Obesity and the adipokine imbalance

In addition to cytokines, adipose tissue is also responsible for the production of many endocrine mediators termed adipokines, which regulate inflammation, food consumption and link immune and metabolic functions. Amongst these are leptin, adiponectin, visfatin, resistin, intelectin and others. These factors are mostly secreted by adipocytes and have imbalanced expression in obesity. Many studies have documented the importance of these cytokines in the regulation of metabolism and inflammation and suggest a role for these cytokines in obesity-related metabolic and inflammatory distortion. Although there is still much to elucidate regarding the role of adipokines in kidney disease, recent studies now have begun to clarify the influence of these mediators in kidney pathology.

Leptin and kidney disease

Leptin was the first adipokine to be characterized and is the best described in the literature. It is secreted by different adipose compartments and induces signaling through Ob-a to Ob-f subtype receptor activation, and the Ob-Rb receptor is the most important.

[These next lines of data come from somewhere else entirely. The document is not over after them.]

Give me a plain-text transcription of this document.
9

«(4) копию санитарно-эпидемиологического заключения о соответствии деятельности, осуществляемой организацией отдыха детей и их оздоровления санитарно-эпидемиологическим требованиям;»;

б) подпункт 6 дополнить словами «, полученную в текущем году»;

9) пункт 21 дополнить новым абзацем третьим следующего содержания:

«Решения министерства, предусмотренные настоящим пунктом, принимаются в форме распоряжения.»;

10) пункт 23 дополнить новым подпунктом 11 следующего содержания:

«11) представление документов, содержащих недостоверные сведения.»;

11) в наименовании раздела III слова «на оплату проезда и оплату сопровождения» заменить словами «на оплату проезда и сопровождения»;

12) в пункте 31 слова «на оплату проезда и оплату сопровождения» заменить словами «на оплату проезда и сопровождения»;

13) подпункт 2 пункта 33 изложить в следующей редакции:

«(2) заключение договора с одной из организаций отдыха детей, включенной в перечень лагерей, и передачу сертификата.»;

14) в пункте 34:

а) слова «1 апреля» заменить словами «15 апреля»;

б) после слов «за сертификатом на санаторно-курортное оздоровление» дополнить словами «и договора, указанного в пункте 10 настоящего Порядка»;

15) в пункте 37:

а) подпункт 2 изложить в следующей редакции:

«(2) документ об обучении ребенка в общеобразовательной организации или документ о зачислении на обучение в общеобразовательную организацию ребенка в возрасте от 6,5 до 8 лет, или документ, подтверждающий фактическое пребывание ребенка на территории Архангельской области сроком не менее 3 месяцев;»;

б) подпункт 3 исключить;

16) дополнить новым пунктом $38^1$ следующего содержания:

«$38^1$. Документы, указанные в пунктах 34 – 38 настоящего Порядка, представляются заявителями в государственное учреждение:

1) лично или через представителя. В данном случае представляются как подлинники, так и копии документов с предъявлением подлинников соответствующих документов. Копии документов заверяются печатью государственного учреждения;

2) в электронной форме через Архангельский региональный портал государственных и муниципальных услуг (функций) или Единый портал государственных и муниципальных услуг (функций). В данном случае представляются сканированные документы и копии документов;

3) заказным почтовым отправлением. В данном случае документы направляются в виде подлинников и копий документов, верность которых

Its main actions are on the nervous system and kidneys. Leptin acts on the nervous system by stimulating neuropeptides that promote satiety and energy consumption. It has been suggested that one develops leptin resistance in obesity because of the absence of many of its effects despite elevated adipokine levels. Hyperleptinemia has also been associated with many cardiovascular and immunologic dysfunctions[42].

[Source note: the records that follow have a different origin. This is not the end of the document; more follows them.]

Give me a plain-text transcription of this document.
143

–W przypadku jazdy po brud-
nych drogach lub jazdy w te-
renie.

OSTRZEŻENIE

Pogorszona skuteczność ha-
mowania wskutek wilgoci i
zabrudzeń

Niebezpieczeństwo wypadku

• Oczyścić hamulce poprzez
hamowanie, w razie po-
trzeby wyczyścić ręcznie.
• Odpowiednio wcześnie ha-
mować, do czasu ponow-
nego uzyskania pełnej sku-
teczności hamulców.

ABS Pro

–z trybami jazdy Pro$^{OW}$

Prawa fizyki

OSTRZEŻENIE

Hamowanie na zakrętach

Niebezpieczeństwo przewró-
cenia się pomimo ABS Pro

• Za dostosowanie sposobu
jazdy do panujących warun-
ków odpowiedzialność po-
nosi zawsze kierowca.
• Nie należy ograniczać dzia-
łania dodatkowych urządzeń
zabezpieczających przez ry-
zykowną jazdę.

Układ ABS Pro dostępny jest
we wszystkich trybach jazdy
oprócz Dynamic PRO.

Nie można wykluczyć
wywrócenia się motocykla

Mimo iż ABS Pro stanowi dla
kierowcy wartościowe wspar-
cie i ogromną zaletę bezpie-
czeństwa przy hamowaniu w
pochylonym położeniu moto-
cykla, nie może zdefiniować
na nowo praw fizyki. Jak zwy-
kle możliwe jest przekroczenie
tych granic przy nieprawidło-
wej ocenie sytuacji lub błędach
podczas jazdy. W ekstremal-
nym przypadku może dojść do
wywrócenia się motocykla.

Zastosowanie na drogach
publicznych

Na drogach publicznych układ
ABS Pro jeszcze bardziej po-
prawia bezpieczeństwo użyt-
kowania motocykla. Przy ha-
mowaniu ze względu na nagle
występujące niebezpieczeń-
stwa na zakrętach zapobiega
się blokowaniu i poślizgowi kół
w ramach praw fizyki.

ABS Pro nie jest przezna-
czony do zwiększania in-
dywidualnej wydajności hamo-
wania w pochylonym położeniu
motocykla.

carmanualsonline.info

Many reports have linked obesity and leptin to hypertension. Studies indicate that this adipokine activates the sympathetic nervous system and may suppress parasympathetic nerve activity, which alters baroreflex control[43,44]. Leptin also increases renal sympathetic nerve activity, as demonstrated by studies on ObR deletion in the central nervous system[45]. Because the sympathetic nervous system contributes to CKD, leptin hypertensive actions may promote kidney disease.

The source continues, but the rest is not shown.